Scoring Dimensions — Oathe Docs

The six security dimensions that make up the trust score and what each one evaluates.

Overview

The Oathe trust score (0-100) is a weighted composite of six security dimensions. Each dimension evaluates a distinct category of risk observed during the behavioral audit. Findings reduce individual dimension scores, and the weighted combination produces the final trust score.

Dimension Table

Dimension	API Field	Description
Prompt Injection	`prompt_injection`	Attempts to manipulate the host agent via injected instructions
Data Exfiltration	`data_exfiltration`	Unauthorized transmission of data to external endpoints
Code Execution	`code_execution`	Unexpected shell commands, eval calls, or subprocess spawning
Clone Behavior	`clone_behavior`	Behavior that modifies the host system beyond the skill’s directory
Canary Integrity	`canary_integrity`	Token tamper detection
Behavioral Reasoning	`behavioral_reasoning`	Holistic AI judgment of overall behavioral patterns

Each dimension starts at a perfect score of 100 and is reduced by the score_impact of each finding attributed to it. Dimensions are weighted differently — some carry more influence on the final score than others.

Dimension Details

Prompt Injection

Oathe checks whether the skill’s tool descriptions, error messages, or runtime output contain instructions aimed at the host LLM. This includes patterns like “ignore previous instructions,” hidden system prompts embedded in tool metadata, and indirect injection via returned content. Mapped threat patterns: T3.1, T3.2.

Data Exfiltration

Evaluates whether the skill transmits data to external endpoints that are not part of its declared functionality.
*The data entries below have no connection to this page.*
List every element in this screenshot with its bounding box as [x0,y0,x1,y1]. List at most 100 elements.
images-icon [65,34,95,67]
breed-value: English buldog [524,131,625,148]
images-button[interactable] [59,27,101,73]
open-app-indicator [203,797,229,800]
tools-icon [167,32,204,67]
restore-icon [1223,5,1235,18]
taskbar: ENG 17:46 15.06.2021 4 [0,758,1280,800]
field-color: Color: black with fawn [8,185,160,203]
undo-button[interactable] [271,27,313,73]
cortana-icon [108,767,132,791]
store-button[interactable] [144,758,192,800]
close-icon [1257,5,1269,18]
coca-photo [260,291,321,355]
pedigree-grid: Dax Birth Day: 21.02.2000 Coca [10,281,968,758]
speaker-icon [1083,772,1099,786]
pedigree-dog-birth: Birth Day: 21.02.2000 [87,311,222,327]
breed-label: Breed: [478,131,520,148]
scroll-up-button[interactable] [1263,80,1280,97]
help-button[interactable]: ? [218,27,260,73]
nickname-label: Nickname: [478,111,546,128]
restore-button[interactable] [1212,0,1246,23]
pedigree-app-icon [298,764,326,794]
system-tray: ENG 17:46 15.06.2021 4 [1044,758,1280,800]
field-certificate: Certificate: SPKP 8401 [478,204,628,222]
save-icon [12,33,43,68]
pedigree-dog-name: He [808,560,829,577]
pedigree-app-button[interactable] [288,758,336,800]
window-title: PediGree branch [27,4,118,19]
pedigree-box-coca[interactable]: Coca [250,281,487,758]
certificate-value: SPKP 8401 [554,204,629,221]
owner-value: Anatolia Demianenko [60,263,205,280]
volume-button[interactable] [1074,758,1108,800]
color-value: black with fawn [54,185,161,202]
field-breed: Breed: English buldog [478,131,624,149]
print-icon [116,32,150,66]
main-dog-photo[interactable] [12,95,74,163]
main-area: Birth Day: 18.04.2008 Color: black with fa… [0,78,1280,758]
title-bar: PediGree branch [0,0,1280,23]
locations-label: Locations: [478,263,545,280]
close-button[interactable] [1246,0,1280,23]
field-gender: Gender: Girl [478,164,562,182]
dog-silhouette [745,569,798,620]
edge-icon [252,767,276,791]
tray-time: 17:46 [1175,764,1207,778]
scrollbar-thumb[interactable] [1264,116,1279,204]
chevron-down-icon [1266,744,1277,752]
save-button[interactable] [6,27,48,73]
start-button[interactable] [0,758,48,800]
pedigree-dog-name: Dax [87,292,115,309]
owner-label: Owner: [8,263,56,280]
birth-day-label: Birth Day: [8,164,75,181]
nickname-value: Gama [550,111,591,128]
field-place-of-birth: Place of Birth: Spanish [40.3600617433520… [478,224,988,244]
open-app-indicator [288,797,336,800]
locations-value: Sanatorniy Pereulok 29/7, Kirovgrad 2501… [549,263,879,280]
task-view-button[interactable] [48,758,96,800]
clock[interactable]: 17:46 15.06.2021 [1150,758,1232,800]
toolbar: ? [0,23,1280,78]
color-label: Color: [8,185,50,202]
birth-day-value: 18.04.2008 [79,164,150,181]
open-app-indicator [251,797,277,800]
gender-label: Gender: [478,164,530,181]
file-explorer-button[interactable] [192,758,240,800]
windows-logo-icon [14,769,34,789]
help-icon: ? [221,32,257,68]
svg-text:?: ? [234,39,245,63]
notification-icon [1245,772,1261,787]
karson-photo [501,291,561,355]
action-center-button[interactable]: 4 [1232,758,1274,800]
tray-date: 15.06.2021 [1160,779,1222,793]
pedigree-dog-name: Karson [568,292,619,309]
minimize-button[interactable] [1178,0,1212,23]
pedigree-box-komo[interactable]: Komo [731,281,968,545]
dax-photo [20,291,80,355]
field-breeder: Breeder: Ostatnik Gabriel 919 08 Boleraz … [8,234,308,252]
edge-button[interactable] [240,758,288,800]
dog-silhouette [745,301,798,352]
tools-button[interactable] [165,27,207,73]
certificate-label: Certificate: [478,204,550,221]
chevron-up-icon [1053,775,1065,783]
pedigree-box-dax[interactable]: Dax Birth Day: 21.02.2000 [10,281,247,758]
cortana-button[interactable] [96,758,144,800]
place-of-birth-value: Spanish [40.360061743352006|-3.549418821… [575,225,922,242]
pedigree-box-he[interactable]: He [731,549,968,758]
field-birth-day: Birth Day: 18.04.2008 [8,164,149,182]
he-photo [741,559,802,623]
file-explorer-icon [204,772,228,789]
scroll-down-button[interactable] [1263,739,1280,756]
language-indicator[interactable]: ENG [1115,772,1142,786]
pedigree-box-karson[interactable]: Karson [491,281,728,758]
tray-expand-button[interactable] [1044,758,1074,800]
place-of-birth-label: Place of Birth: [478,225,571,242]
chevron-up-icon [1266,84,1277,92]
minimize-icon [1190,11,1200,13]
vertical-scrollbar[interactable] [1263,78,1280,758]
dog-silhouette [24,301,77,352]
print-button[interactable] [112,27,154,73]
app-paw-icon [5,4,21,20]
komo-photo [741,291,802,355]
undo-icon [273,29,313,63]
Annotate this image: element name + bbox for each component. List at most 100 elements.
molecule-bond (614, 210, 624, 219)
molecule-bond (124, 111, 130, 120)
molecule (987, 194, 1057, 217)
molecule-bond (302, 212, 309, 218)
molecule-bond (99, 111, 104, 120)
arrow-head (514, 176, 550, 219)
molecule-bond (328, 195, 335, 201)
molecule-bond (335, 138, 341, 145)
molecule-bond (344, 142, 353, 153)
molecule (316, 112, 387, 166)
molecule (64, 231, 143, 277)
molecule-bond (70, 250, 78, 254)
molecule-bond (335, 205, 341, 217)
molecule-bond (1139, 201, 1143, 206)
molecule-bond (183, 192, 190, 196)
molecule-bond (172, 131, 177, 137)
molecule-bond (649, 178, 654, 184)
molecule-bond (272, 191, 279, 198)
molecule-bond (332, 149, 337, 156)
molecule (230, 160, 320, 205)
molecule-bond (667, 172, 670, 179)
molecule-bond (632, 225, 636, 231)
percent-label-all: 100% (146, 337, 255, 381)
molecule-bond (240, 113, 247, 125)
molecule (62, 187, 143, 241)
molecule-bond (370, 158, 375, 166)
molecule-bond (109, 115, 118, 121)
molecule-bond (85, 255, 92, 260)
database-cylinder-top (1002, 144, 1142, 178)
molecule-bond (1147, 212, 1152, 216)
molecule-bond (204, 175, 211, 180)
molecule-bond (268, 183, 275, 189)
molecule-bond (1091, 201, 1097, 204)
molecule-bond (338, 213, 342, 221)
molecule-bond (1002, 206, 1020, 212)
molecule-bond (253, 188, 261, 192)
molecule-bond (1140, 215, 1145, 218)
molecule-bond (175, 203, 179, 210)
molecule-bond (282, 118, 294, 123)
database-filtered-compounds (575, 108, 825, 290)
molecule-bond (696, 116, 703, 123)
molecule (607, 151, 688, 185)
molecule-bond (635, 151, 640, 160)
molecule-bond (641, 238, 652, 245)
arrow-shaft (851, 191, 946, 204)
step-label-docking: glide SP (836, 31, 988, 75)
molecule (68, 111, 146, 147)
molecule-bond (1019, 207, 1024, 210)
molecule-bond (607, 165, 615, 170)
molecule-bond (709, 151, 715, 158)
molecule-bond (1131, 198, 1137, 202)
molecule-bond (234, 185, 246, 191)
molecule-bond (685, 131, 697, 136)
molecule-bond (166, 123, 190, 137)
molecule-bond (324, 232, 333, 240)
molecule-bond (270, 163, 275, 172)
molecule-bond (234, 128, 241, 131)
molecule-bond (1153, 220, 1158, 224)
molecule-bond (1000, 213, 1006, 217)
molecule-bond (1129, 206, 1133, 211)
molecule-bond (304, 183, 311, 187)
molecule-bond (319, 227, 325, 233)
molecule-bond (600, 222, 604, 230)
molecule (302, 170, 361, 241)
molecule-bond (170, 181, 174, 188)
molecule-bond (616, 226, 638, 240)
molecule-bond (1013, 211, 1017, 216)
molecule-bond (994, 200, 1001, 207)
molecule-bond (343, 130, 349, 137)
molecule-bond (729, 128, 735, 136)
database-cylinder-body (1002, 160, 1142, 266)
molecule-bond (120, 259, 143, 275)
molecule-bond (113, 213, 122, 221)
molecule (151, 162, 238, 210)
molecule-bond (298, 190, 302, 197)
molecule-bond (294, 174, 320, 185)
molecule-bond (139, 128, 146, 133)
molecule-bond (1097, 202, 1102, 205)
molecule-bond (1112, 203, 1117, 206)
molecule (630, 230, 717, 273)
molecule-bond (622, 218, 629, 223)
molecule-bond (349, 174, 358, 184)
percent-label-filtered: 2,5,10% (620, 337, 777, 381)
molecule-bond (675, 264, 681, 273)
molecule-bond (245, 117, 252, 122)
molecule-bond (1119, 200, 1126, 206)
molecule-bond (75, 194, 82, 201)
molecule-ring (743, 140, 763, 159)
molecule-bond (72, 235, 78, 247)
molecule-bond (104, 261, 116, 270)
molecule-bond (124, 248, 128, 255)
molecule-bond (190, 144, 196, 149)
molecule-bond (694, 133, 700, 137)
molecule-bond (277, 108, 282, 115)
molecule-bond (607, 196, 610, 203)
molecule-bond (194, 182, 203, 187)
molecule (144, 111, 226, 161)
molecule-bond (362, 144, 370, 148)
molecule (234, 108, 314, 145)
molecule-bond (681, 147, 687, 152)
This covers HTTP/HTTPS requests, DNS-based channels, and encoded payloads. Mapped threat patterns: T1.1, T1.5.

Code Execution

Covers any attempt to execute arbitrary code outside the skill’s declared functionality. This includes spawning child processes, calling eval or exec, writing to temp directories and executing the output, and loading dynamic libraries. Mapped threat patterns: T2.1, T2.2, T5.1, T5.2, T6.1.

Clone Behavior

Detects behavior that modifies the host system beyond the skill’s own directory. This dimension catches file drops, unauthorized writes to system paths, and modifications outside the skill’s declared scope. Mapped threat patterns: T4.1.

Canary Integrity

Evaluates token tamper detection. There are no T-code threat patterns mapped to this dimension — it is scored entirely through AI behavioral analysis.

Behavioral Reasoning

A catch-all dimension where the AI model evaluates the skill’s overall behavior holistically. This covers edge cases and novel threats that do not fit neatly into the other five dimensions. There are no T-code threat patterns mapped here — the score is determined by AI judgment alone.

API Response

Per-dimension scores are returned in the audit report under category_scores:

{
  "trust_score": 72,
  "category_scores": {
    "prompt_injection": 75,
    "data_exfiltration": 100,
    "code_execution": 85,
    "clone_behavior": 100,
    "canary_integrity": 100,
    "behavioral_reasoning": 90
  }
}

The trust_score field is pre-computed — you do not need to calculate it yourself.